Americans Think Obama Is Helping The Economy, Approval Rating Up 5 Points

| by Edward Arnold
President Barack Obama.President Barack Obama.

Pew Research Center has found that, for the first time since 2009, Americans think President Barack Obama has improved the economy instead of hurt it.

As of January, 38 percent of Americans believe Obama's economic policies have made conditions better, 28 percent believe he has made the economy worse, and 30 percent think his policies haven't had much of an effect.

Since January of 2014, the poll showed an 11 percent increase in Americans thinking the economy has improved, with a 15 percent drop in Americans thinking the economy is doing poorly.

Additionally, Obama's approval rating has risen five points since December, up to 47 percent. In 2014, his rating changed little.

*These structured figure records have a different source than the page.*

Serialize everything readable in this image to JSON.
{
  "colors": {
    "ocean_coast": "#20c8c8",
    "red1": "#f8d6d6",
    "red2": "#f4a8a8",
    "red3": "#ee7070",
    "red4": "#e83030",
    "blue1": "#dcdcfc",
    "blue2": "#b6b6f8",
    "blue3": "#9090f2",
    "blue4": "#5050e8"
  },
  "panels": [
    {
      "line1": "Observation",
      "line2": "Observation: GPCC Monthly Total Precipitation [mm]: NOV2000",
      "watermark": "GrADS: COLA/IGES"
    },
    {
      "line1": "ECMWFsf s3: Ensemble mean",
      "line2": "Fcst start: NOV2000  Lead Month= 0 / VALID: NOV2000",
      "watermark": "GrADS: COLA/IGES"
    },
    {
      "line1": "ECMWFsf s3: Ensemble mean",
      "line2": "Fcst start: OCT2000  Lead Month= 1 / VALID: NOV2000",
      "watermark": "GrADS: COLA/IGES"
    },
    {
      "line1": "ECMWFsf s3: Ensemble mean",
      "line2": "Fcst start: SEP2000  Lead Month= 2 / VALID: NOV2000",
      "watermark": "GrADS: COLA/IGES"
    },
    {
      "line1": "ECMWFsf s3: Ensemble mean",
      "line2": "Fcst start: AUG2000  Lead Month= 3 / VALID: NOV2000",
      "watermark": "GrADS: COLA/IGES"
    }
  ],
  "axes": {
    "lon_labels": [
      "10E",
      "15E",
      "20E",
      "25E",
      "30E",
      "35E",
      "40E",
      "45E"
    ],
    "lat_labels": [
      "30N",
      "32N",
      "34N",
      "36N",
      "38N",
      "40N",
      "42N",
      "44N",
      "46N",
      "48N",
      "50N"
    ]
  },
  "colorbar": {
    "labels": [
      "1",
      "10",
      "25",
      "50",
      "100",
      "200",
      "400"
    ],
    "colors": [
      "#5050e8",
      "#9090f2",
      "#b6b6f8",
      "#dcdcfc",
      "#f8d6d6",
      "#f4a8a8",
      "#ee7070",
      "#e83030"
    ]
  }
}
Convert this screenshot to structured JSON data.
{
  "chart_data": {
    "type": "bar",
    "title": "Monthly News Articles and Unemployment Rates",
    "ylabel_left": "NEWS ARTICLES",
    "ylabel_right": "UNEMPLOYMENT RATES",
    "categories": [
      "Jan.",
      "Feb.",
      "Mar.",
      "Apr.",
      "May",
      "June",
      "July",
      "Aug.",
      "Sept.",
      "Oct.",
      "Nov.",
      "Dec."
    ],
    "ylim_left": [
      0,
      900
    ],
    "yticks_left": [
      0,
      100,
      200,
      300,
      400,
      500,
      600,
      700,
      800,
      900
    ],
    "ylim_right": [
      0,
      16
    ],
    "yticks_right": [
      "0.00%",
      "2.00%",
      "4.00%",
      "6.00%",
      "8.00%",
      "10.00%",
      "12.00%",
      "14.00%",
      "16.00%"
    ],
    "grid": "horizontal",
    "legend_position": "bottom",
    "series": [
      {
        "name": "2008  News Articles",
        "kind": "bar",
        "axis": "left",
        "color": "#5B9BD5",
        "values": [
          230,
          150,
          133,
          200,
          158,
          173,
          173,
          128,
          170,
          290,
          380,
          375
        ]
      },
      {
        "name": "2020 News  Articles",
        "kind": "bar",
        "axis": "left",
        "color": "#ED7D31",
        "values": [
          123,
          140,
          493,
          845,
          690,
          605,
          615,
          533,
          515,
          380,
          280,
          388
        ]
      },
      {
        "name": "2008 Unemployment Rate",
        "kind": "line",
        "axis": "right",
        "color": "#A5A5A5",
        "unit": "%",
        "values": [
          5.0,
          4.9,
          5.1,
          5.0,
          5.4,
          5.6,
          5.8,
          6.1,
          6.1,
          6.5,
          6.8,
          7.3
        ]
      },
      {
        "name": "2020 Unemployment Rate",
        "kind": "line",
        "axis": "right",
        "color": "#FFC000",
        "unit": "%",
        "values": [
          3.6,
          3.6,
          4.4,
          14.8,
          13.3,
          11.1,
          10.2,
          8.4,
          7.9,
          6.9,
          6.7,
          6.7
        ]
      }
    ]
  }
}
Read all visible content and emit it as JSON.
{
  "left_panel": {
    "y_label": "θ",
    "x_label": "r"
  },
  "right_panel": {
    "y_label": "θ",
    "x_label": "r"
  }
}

The Wall Street Journal reports that the president launched a three-day tour last week, declaring that the U.S. economy is rebounding. His state of the union address is Jan. 20 and will most certainly illuminate the economic progress America  witnessed over the last year.

With the stock market skyrocketing and gas prices down, Americans have seen signs that might have contributed to this change in perception of the economy.

But all is not perfect. The poll also found 55 percent of Americans say that their family's income is falling behind the cost of living, with only 6 percent declaring that their incomes are rising. Last January, 57 percent said they were falling behind, showing only a 2 percent increase this year.

So while the economy is recovering, the middle class is not seeing the results hit home. Whether or not this continues, only time will tell. It could depend on if the Obama administration rolls out new economic reforms to create jobs or if they let the free market expand on its own.

On that issue, the poll found that 49 percent think Obama is doing the right thing with his economic policies, but 50 percent are not confident in his policies.